Hi Simon,
once you apply functions to a field, an index on that field is pretty
much useless. For this particular query, I would be tempted to create
additional fields to store the values of MONTH(articles.created_at)
and DAY(articles.created_at). Create an index on (month_created,
day_created) You could just sort by articles.created_at; no need for
the YEAR function, the result will be the same given your other
selectors.
Given those adjustments, the query looks righteous enough.
- michael dykman
On Tue, Jan 18, 2011 at 12:22 PM, Simon Wilkinson
<simon.wilkinson@stripped> wrote:
> Hi,
>
> I am trying to optimize the following query:
>
> SELECT articles.* FROM articles INNER JOIN newsletters ON
> articles.newsletter_id = newsletters.id INNER JOIN users ON users.id =
> newsletters.user_id WHERE users.id =12 AND MONTH(articles.created_at) = '12'
> AND DAY(articles.created_at) = '5' ORDER BY YEAR(articles.created_at),
> LENGTH(articles.body);
>
> I am trying to retrieve all the articles created on a specific day of a
> specific month that belong to a user, ordered by the oldest and then longest
> article.
>
> I have run explain on the query, and get the following:
>
>
> +----+-------------+----------+-------+------------------------------------------------------------------------+--------------------------------------------+---------+---------------------+------+----------------------------------------------+
> | id | select_type | table | type |
> possible_keys
>
> |
> key
> | key_len | ref
> |
> rows | Extra
> |
>
> +----+-------------+----------+-------+------------------------------------------------------------------------+--------------------------------------------+---------+---------------------+------+----------------------------------------------+
> | 1 | SIMPLE | users | const |
> PRIMARY
>
> |
> PRIMARY
> | 4 | const
> | 1 | Using index; Using temporary; Using filesort |
> | 1 | SIMPLE | newsletters | ref |
> PRIMARY,index_newsletters_on_user_id
> |
> index_newsletters_on_user_id
> | 4 |
> const | 1 | Using index
>
> |
> | 1 | SIMPLE | articles | ref |
> index_articles_on_newsletter_id,index_articles_on_newsletter_id_and_created_at
> | index_articles_on_newsletter_id_and_created_at | 4 |
> my_db.newsletters.id | 3 | Using where
>
> |
>
>
> +----+-------------+----------+-------+------------------------------------------------------------------------+--------------------------------------------+---------+---------------------+------+----------------------------------------------+
> 3 rows in set (0.00 sec)
>
> This seems pretty decent, and does perform pretty well for some users (~0.5
> - 1 sec), but for some users (seemingly those with large numbers of
> articles) the query can take 20 - 30 seconds to run. This seems really slow
> to me. I tried adding in the index
> 'index_articles_on_newsletter_id_and_created_at' but the performance doesn't
> seem to be any different then when it uses just the
> 'index_articles_on_newsletter_id' index.

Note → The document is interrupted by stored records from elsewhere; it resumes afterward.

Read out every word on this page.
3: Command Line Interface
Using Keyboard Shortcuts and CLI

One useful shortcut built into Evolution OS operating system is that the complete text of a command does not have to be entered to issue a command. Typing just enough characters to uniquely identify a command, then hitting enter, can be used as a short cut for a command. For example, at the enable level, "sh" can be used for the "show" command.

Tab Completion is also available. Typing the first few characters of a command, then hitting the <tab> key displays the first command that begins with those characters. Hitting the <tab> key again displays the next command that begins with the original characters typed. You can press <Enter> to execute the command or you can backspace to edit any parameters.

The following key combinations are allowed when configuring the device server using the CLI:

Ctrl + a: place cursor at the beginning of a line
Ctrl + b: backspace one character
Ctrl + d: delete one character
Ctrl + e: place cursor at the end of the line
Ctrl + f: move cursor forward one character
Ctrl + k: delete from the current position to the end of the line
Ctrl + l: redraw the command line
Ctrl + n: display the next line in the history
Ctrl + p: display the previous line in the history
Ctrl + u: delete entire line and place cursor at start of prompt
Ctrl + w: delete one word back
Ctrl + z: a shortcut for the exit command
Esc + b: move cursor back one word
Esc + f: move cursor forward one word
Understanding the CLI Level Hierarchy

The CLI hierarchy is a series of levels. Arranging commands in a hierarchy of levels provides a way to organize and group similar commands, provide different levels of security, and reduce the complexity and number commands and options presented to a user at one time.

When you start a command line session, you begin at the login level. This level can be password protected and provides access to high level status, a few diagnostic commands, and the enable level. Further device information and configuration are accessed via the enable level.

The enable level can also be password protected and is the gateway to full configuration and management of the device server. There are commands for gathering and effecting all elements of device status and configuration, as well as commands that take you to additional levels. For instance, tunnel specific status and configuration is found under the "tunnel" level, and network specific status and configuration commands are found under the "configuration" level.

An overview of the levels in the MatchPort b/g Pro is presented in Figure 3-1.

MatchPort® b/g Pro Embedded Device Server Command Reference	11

I think this might be because of
> the functions I am using on the created_at column to get the day and month
> from it, making an index on created_at useless in this instance.
>
> Running both an 'optimize table entries' and 'analyze table entries' also
> didn't seem to have any real impact on the performance.
>
> I was wondering if anybody had any suggestions for what else I might be able
> to try, or if there is a better way to search on dates in this manner. Any
> ideas would be greatly appreciated.
>
> Thanks,
>
> Simon
>
--
- michael dykman
- mdykman@stripped
May the Source be with you.